Je suis au désespoir que vous ayez eu Bajazet par d’autres que par moi. C’est ce chien de Barbin qui me hait, parce que je ne fais pas des Princesses de Montpensier. Vous en avez jugé très juste et très bien, et vous aurez vu que je suis de votre avis. Je voulais vous envoyer la Champmeslé pour vous réchauffer la pièce. Le personnage de Bajazet est glacé ; les mœurs des Turcs y sont mal observées ; ils ne font point tant de façons pour se marier ; le dénouement n’est point bien préparé : on n’entre point dans les raisons de cette grande tuerie Il y a pourtant des choses agréables, et rien de parfaitement beau, rien qui enlève, point de ces tirades de Corneille qui font frissonner. Ma fille, gardons-nous bien de lui comparer Racine, sentons-en la différence. Il y a des endroits froids et faibles, et jamais il n’ira plus loin qu’Alexandre et qu’Andromaque. Bajazet est au-dessous, au sentiment de bien des gens, et au mien, si j’ose me citer. Racine fait des comédies pour Champmeslé : ce n’est pas pour les siècles à venir. Si jamais il n’est plus jeune et qu’il cesse d’être amoureux, ce ne sera plus la même chose. Vive donc notre vieil ami Corneille ! Pardonnons-lui de méchants vers, en faveur des divines et sublimes beautés qui nous transportent : ce sont des traits de maître qui sont inimitables. Despréaux en dit encore plus que moi ; et en un mot, c’est bon goût : tenez-vous-y.

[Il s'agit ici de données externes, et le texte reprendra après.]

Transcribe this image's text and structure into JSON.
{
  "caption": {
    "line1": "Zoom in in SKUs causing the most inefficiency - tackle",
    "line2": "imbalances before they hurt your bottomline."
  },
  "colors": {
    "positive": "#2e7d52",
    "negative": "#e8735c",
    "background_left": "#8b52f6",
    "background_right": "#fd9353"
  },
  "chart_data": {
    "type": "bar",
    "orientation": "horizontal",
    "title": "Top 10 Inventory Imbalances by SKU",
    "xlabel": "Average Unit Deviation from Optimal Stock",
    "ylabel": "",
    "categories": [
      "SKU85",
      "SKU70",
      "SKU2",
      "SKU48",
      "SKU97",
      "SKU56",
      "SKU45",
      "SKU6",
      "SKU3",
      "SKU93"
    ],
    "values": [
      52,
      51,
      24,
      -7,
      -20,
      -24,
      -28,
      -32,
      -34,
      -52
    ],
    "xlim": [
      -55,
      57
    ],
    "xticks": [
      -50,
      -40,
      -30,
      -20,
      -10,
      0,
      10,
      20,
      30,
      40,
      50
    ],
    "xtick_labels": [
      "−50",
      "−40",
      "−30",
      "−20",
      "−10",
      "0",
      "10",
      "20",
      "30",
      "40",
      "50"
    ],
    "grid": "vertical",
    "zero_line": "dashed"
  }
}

Voici un bon mot de Mme Cornuel, qui a fort réjoui le parterre. M. Tambonneau le fils a quitté la robe, et a mis une sangle autour de son ventre et de son derrière. Avec ce bel air, il veut aller sur la mer : je ne sais ce que lui a fait la terre. On disait donc à Mme Cornuel qu’il s’en allait à la mer : « Hélas, dit-elle, est-ce qu’il a été mordu d’un chien enragé ? » Cela fut dit sans malice, c’est ce qui a fait rire extrêmement.